Vendredi 25 janvier, assemblée générale des actionnaires de Banca Monte dei Paschi di Siena.
La découverte de pertes de trading dans l'établissement de Sienne se mue en scandale politique, quelques semaines avant les prochaines élections parlementaires italiennes.
Il n'aura fallu que quelques jours pour ruiner les cinq siècles de
vénérable réputation de Banca Monte dei Paschi di Siena (BMPS). Au cœur
d'un scandale financier aux teintes très politiques, la plus ancienne
banque du monde pourrait à terme perdre son indépendance. L'institution
toscane est menacée par la découverte de pertes de trading de plusieurs
centaines de millions d'euros. Les positions à l'origine de ces pertes,
révélées par la presse italienne la semaine dernière, ont été prises
entre 2008 et 2009. Les nouveaux dirigeants de BMPS auraient «trouvé»
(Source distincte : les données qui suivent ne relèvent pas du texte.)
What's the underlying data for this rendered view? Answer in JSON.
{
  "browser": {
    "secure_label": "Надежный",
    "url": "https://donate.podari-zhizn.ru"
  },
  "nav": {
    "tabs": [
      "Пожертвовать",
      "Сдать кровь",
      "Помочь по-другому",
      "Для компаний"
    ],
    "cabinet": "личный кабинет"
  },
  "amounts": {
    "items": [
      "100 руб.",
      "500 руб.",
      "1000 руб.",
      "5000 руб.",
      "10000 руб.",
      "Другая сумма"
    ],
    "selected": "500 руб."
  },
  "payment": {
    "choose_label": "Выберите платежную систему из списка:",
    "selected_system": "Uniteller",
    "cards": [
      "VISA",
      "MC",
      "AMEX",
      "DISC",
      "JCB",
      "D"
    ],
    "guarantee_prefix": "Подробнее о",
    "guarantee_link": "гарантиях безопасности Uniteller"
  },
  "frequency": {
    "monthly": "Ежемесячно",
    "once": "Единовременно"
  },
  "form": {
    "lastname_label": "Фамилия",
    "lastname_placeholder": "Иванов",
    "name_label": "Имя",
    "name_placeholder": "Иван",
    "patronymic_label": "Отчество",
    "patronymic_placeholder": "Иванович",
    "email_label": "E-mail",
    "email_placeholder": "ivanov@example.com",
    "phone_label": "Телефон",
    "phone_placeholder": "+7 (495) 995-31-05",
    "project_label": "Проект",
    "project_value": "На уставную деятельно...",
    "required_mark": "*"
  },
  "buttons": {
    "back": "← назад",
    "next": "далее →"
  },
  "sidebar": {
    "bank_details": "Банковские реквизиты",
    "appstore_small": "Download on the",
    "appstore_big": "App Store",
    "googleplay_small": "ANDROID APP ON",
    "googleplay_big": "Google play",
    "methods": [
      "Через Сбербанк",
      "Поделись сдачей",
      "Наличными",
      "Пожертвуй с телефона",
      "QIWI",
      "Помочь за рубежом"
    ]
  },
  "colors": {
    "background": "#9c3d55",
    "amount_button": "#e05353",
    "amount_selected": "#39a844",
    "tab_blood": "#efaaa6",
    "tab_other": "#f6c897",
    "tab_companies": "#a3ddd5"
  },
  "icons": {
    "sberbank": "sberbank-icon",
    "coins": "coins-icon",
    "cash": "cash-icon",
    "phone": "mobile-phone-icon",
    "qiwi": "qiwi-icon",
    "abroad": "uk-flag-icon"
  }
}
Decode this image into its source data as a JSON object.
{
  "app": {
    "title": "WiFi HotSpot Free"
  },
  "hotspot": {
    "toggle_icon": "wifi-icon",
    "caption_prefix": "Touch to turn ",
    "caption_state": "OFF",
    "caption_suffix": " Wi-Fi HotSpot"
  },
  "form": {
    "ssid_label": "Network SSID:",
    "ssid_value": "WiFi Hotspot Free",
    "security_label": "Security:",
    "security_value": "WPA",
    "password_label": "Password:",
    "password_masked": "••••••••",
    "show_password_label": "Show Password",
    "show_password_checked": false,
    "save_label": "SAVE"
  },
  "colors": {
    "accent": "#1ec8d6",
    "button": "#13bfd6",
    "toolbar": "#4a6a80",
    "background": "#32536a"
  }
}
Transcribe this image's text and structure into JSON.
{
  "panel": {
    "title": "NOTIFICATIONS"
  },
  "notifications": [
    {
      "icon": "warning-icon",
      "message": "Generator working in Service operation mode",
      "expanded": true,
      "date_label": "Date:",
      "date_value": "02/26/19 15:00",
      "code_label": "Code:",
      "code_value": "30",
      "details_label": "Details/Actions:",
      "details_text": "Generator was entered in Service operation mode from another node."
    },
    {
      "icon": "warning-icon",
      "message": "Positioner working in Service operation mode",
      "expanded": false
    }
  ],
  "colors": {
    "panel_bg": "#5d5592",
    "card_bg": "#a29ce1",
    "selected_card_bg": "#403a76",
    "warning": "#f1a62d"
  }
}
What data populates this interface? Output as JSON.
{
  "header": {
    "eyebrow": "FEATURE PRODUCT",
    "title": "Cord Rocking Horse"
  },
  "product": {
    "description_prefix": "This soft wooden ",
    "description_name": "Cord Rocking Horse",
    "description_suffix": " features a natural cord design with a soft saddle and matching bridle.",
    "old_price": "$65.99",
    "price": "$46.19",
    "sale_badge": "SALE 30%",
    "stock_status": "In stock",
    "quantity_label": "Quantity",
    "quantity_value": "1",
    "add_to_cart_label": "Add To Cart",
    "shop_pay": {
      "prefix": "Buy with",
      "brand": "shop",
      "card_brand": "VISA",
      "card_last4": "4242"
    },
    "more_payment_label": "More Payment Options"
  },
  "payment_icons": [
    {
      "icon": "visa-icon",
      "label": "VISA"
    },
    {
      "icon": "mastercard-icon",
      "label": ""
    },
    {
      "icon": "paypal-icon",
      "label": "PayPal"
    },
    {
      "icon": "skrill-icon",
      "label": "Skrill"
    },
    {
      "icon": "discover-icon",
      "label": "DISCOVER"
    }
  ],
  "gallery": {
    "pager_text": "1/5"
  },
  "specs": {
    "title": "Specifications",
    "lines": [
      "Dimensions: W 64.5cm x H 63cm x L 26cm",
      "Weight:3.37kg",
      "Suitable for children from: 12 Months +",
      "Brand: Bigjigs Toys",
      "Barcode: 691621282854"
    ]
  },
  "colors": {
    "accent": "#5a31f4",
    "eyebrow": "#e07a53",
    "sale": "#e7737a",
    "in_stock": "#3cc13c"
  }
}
ces contrats de dérivés explosifs fin 2012 en passant les comptes de la
banque à la paille de fer.
Le silence de la direction précédente
de la banque, de ses régulateurs ou des politiques qui ont donné leur
feu vert à un premier sauvetage public de l'institution en 2009 n'en
finissent pas d'étonner. La Banque d'Italie, l'autorité des marchés, la
coalition de gauche du pays, qui tient la ville de Sienne, et jusqu'à Mario Draghi, le président de la Banque centrale européenne (BCE), sont sommés de s'expliquer.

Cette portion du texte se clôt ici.